But the first thing that happened was, that the BSP connector of my extruder ...fell out.
I did add a small heat sink and a 12V fan to the top of the hotend.
Since I cannot prevent heat from creeping up from the hot zone to the parts of the hotend that are supposed to stay cool. the intention is to cool the upper parts and dissipate as much of that heat as possible.
While connecting the 12V for the fan, I also connected power for the camera-equipped Raspberry Pi that lives inside the Makibox.
Beware that you need a gas powered or very strong electric soldering iron to solder anything to this PCB. It dissipates all the heat you put into it before the solder has any chance to melt.
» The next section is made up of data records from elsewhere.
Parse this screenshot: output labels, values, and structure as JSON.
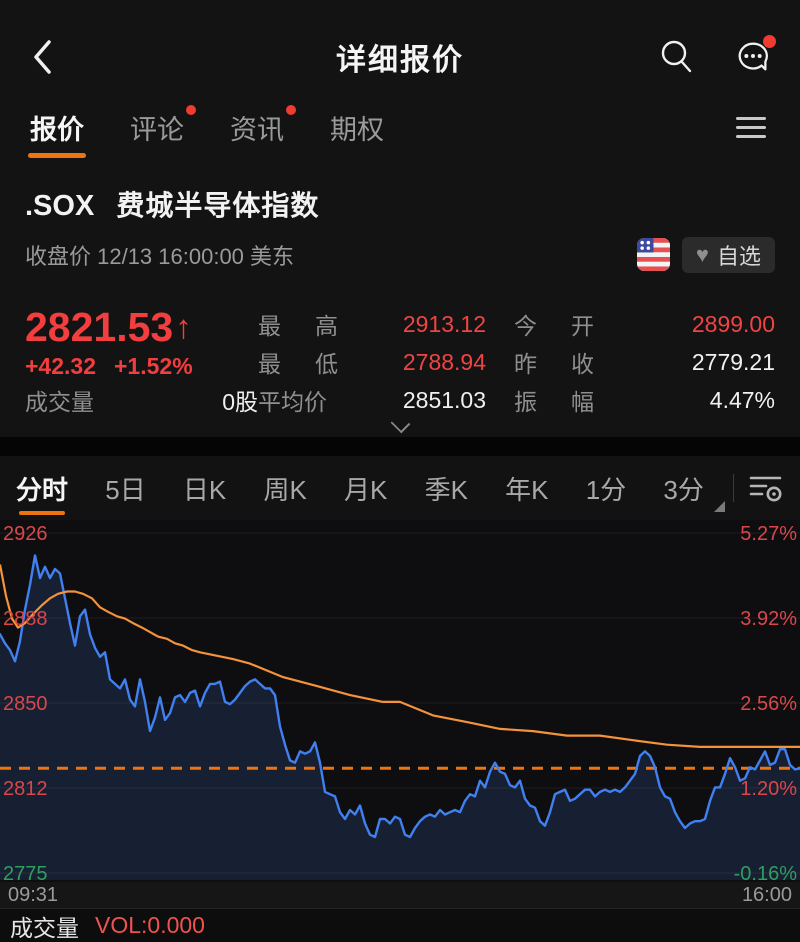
{
  "header": {
    "title": "详细报价",
    "icons": [
      "back-icon",
      "search-icon",
      "chat-bubble-icon"
    ]
  },
  "tabs": [
    {
      "label": "报价",
      "active": true,
      "dot": false
    },
    {
      "label": "评论",
      "active": false,
      "dot": true
    },
    {
      "label": "资讯",
      "active": false,
      "dot": true
    },
    {
      "label": "期权",
      "active": false,
      "dot": false
    }
  ],
  "stock": {
    "symbol": ".SOX",
    "name": "费城半导体指数",
    "status_line": "收盘价 12/13 16:00:00 美东",
    "flag": "us-flag",
    "watchlist_label": "自选",
    "watchlist_icon": "heart-icon"
  },
  "quote": {
    "price": "2821.53",
    "arrow": "↑",
    "change": "+42.32",
    "change_pct": "+1.52%",
    "volume_label": "成交量",
    "volume_value": "0股",
    "stats": [
      {
        "label": "最高",
        "value": "2913.12",
        "color": "red"
      },
      {
        "label": "最低",
        "value": "2788.94",
        "color": "red"
      },
      {
        "label": "平均价",
        "value": "2851.03",
        "color": "white"
      },
      {
        "label": "今开",
        "value": "2899.00",
        "color": "red"
      },
      {
        "label": "昨收",
        "value": "2779.21",
        "color": "white"
      },
      {
        "label": "振幅",
        "value": "4.47%",
        "color": "white"
      }
    ]
  },
  "chart_tabs": [
    "分时",
    "5日",
    "日K",
    "周K",
    "月K",
    "季K",
    "年K",
    "1分",
    "3分"
  ],
  "chart_tabs_icon": "indicator-settings-icon",
  "colors": {
    "up_red": "#f23e3e",
    "axis_red": "#d9474b",
    "down_green": "#2f9e5f",
    "accent_orange": "#ee7412",
    "avg_orange": "#f5923c",
    "line_blue": "#4080f0",
    "area_fill": "rgba(58,100,190,0.20)"
  },
  "chart_data": {
    "type": "line",
    "title": "分时 (intraday) .SOX",
    "x_axis": {
      "start": "09:31",
      "end": "16:00"
    },
    "y_axis": {
      "left_labels": [
        "2926",
        "2888",
        "2850",
        "2812",
        "2775"
      ],
      "right_labels": [
        "5.27%",
        "3.92%",
        "2.56%",
        "1.20%",
        "-0.16%"
      ],
      "label_colors": [
        "red",
        "red",
        "red",
        "red",
        "green"
      ],
      "top_value": 2926,
      "bottom_value": 2775
    },
    "prev_close": 2779.21,
    "close_line_value": 2821.53,
    "series": [
      {
        "name": "price",
        "x_step": 5,
        "values": [
          2881,
          2877,
          2874,
          2869,
          2878,
          2892,
          2903,
          2916,
          2906,
          2911,
          2906,
          2910,
          2908,
          2897,
          2886,
          2876,
          2889,
          2892,
          2881,
          2875,
          2871,
          2873,
          2861,
          2859,
          2857,
          2861,
          2852,
          2849,
          2861,
          2851,
          2838,
          2844,
          2853,
          2843,
          2846,
          2853,
          2854,
          2851,
          2855,
          2856,
          2849,
          2855,
          2859,
          2859,
          2860,
          2851,
          2850,
          2852,
          2855,
          2858,
          2860,
          2861,
          2859,
          2857,
          2857,
          2854,
          2840,
          2832,
          2825,
          2824,
          2829,
          2828,
          2829,
          2833,
          2824,
          2811,
          2810,
          2809,
          2802,
          2799,
          2803,
          2801,
          2805,
          2797,
          2792,
          2791,
          2799,
          2799,
          2797,
          2800,
          2799,
          2792,
          2791,
          2795,
          2798,
          2800,
          2801,
          2800,
          2803,
          2801,
          2802,
          2803,
          2802,
          2807,
          2810,
          2809,
          2816,
          2813,
          2820,
          2824,
          2820,
          2819,
          2814,
          2813,
          2816,
          2808,
          2805,
          2804,
          2798,
          2796,
          2802,
          2810,
          2811,
          2812,
          2807,
          2808,
          2810,
          2812,
          2812,
          2809,
          2811,
          2812,
          2811,
          2812,
          2811,
          2813,
          2816,
          2819,
          2827,
          2829,
          2827,
          2822,
          2813,
          2809,
          2808,
          2802,
          2798,
          2795,
          2797,
          2798,
          2798,
          2799,
          2807,
          2813,
          2813,
          2819,
          2826,
          2822,
          2816,
          2817,
          2822,
          2821,
          2825,
          2829,
          2823,
          2824,
          2830,
          2830,
          2823,
          2821,
          2821.53
        ]
      },
      {
        "name": "avg_price",
        "points": [
          [
            0,
            2912
          ],
          [
            6,
            2898
          ],
          [
            12,
            2888
          ],
          [
            18,
            2884
          ],
          [
            25,
            2886
          ],
          [
            33,
            2890
          ],
          [
            42,
            2894
          ],
          [
            50,
            2897
          ],
          [
            58,
            2899
          ],
          [
            67,
            2900
          ],
          [
            75,
            2900
          ],
          [
            83,
            2899
          ],
          [
            92,
            2897
          ],
          [
            100,
            2893
          ],
          [
            108,
            2891
          ],
          [
            117,
            2889
          ],
          [
            125,
            2888
          ],
          [
            133,
            2886
          ],
          [
            142,
            2884
          ],
          [
            150,
            2882
          ],
          [
            158,
            2880
          ],
          [
            167,
            2879
          ],
          [
            175,
            2877
          ],
          [
            183,
            2876
          ],
          [
            192,
            2874
          ],
          [
            200,
            2873
          ],
          [
            233,
            2870
          ],
          [
            250,
            2868
          ],
          [
            283,
            2862
          ],
          [
            317,
            2858
          ],
          [
            350,
            2854
          ],
          [
            383,
            2851
          ],
          [
            400,
            2851
          ],
          [
            433,
            2845
          ],
          [
            467,
            2842
          ],
          [
            500,
            2839
          ],
          [
            533,
            2838
          ],
          [
            567,
            2836
          ],
          [
            600,
            2836
          ],
          [
            633,
            2834
          ],
          [
            667,
            2832
          ],
          [
            700,
            2831
          ],
          [
            733,
            2831
          ],
          [
            767,
            2831
          ],
          [
            800,
            2831
          ]
        ]
      }
    ]
  },
  "footer": {
    "time_start": "09:31",
    "time_end": "16:00",
    "volume_label": "成交量",
    "vol_text": "VOL:0.000"
  }
}
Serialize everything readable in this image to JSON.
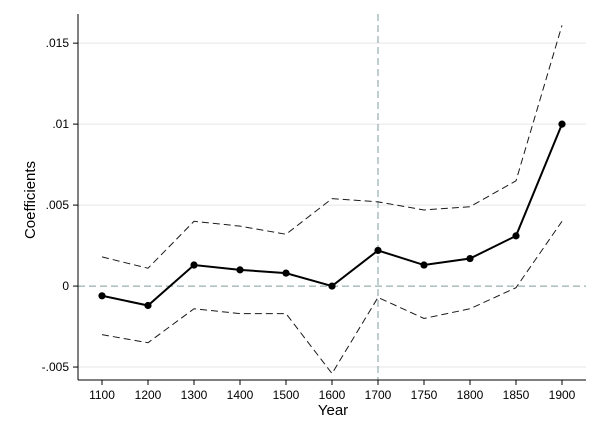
{
  "chart_data": {
    "type": "line",
    "title": "",
    "xlabel": "Year",
    "ylabel": "Coefficients",
    "categories": [
      "1100",
      "1200",
      "1300",
      "1400",
      "1500",
      "1600",
      "1700",
      "1750",
      "1800",
      "1850",
      "1900"
    ],
    "ylim": [
      -0.0058,
      0.0168
    ],
    "yticks": [
      -0.005,
      0,
      0.005,
      0.01,
      0.015
    ],
    "ytick_labels": [
      "-.005",
      "0",
      ".005",
      ".01",
      ".015"
    ],
    "series": [
      {
        "role": "coefficient",
        "style": "solid-with-markers",
        "values": [
          -0.0006,
          -0.0012,
          0.0013,
          0.001,
          0.0008,
          0.0,
          0.0022,
          0.0013,
          0.0017,
          0.0031,
          0.01
        ]
      },
      {
        "role": "upper-bound",
        "style": "dashed",
        "values": [
          0.0018,
          0.0011,
          0.004,
          0.0037,
          0.0032,
          0.0054,
          0.0052,
          0.0047,
          0.0049,
          0.0065,
          0.0161
        ]
      },
      {
        "role": "lower-bound",
        "style": "dashed",
        "values": [
          -0.003,
          -0.0035,
          -0.0014,
          -0.0017,
          -0.0017,
          -0.0054,
          -0.0007,
          -0.002,
          -0.0014,
          -0.0001,
          0.004
        ]
      }
    ],
    "reference_lines": {
      "horizontal_y": 0,
      "vertical_x": "1700"
    },
    "grid": true,
    "legend": "none",
    "colors": {
      "coefficient": "#000000",
      "bounds": "#1a1a1a",
      "reference": "#7f9f9f",
      "grid": "#e6e6e6"
    }
  }
}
I'm currently testing the setup.
The hotend is staying at 235°C for an hour and I'm touching the upper part to feel for any warmth every now and then.
I already know that the "L" shaped heat spreader does get warm to the touch during long running print jobs before friction due to expanding filament above the hot zone ruins the print as even the strongest extruder cannot push hard enough to overcome this.
The "L" shape stays cool while the threaded part and the M4 nut at the top of the threaded part of the Makibox hotend is too hot to touch.
The TEST PRINT FAILED AGAIN with the same filament stalls as all the others.
Either this isn't the issue at all or I need a way to cool the threaded filament tube above the hot zone.